Zorn and the make-up of the universe

What makes something blog worthy, is generally wrapped up in the fact that it is new, but this obsession with the ‘new’ is getting tired and although, John Zorn has a new album more often than MF Doom, I don’t think that a new album is what makes Zorn relevant to blog about. The truth is, the man is a rare visionary and shouldn’t require a new album or video or remix on order to be blogged. It was in high school that I started getting into John Coltrane, while I loved Beck, The Roots, DJ Shadow and the Beastie Boys, it was Coltrane that really had this spiritual depth and yearning in his music, something that I somehow identified with. It wasn’t as if he was playing the sax, it was as if the sax was this tool for him to understand the make up of the universe. The power of the music was that Coltrane wanted so badly to be swallowed into this framework that G-d had set out, that the listener felt a part of that yearning. His search, his journey and when he inevitably tapped into something, it was his discovery that pulled the listener in so deeply. In his classic years he was joined by Elvin Jones, Jimmy Garrison and McCoy Tyner (who I met and had sign the cover of A Love Supreme). The quartet was able to reach heights together that the most zenned out solo artists couldn’t.

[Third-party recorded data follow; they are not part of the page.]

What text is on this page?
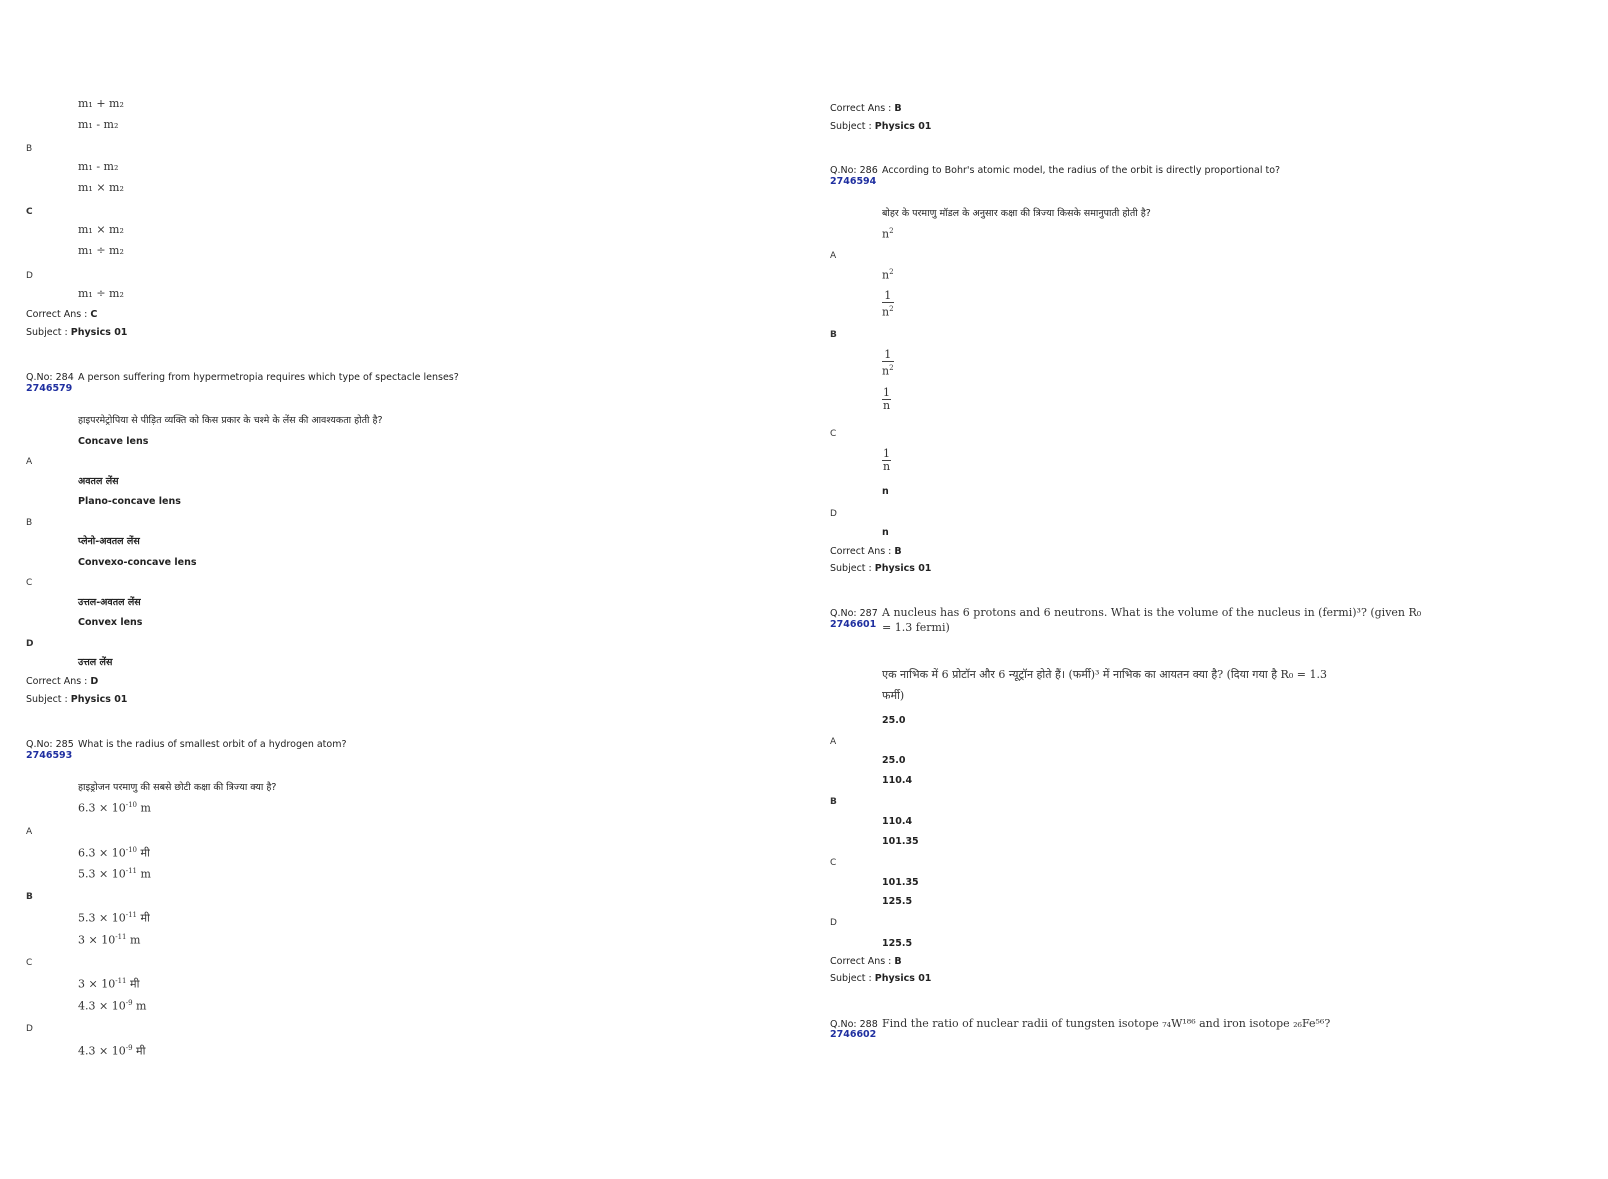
m₁ + m₂
m₁ - m₂
B
m₁ - m₂
m₁ × m₂
C
m₁ × m₂
m₁ ÷ m₂
D
m₁ ÷ m₂
Correct Ans : C
Subject : Physics 01
Q.No: 284 A person suffering from hypermetropia requires which type of spectacle lenses?
2746579
हाइपरमेट्रोपिया से पीड़ित व्यक्ति को किस प्रकार के चश्मे के लेंस की आवश्यकता होती है?
Concave lens
A
अवतल लेंस
Plano-concave lens
B
प्लेनो-अवतल लेंस
Convexo-concave lens
C
उत्तल-अवतल लेंस
Convex lens
D
उत्तल लेंस
Correct Ans : D
Subject : Physics 01
Q.No: 285 What is the radius of smallest orbit of a hydrogen atom?
2746593
हाइड्रोजन परमाणु की सबसे छोटी कक्षा की त्रिज्या क्या है?
$6.3 \times 10^{-10}$ m
A
$6.3 \times 10^{-10}$ मी
$5.3 \times 10^{-11}$ m
B
$5.3 \times 10^{-11}$ मी
$3 \times 10^{-11}$ m
C
$3 \times 10^{-11}$ मी
$4.3 \times 10^{-9}$ m
D
$4.3 \times 10^{-9}$ मी
Correct Ans : B
Subject : Physics 01
Q.No: 286 According to Bohr's atomic model, the radius of the orbit is directly proportional to?
2746594
बोहर के परमाणु मॉडल के अनुसार कक्षा की त्रिज्या किसके समानुपाती होती है?
$n^2$
A
$n^2$
$\frac{1}{n^2}$
B
$\frac{1}{n^2}$
$\frac{1}{n}$
C
$\frac{1}{n}$
n
D
n
Correct Ans : B
Subject : Physics 01
Q.No: 287 A nucleus has 6 protons and 6 neutrons. What is the volume of the nucleus in (fermi)³? (given R₀
2746601 = 1.3 fermi)
एक नाभिक में 6 प्रोटॉन और 6 न्यूट्रॉन होते हैं। (फर्मी)³ में नाभिक का आयतन क्या है? (दिया गया है R₀ = 1.3
फर्मी)
25.0
A
25.0
110.4
B
110.4
101.35
C
101.35
125.5
D
125.5
Correct Ans : B
Subject : Physics 01
Q.No: 288 Find the ratio of nuclear radii of tungsten isotope ₇₄W¹⁸⁶ and iron isotope ₂₆Fe⁵⁶?
2746602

This brings me to John Zorn, a contemporary who has tapped into this same space. On top of recording and producing hundreds of albums, through his Tzadik label, he has taken the Jewish music art form and placed it into an entirely different context. He took traditional musics and made it avant garde, something that indie obsessed music snobs in Japan and Berlin hunt down, something that college radio DJs play on their free forum jazz shows and not something that is just a functional music where traditional tunes are reserved for traditional functions. In college I was so into Zorn that I started a band based on my obsession with Masada, Zorn’s Jewish Jazz quartet. The band was called Juez and one of the members actually went on to be signed by John Zorn’s Tzadik label with his group, Pitom who will perform at the Shemspeed Winter Fest at South Paw on Feb 10th. Juez was a ‘punk jazz klezmer break beat’ band. Zorn’s band was the closest thing to the classic quartet Coltrane once led and, I guess you could say, Juez was the furthest.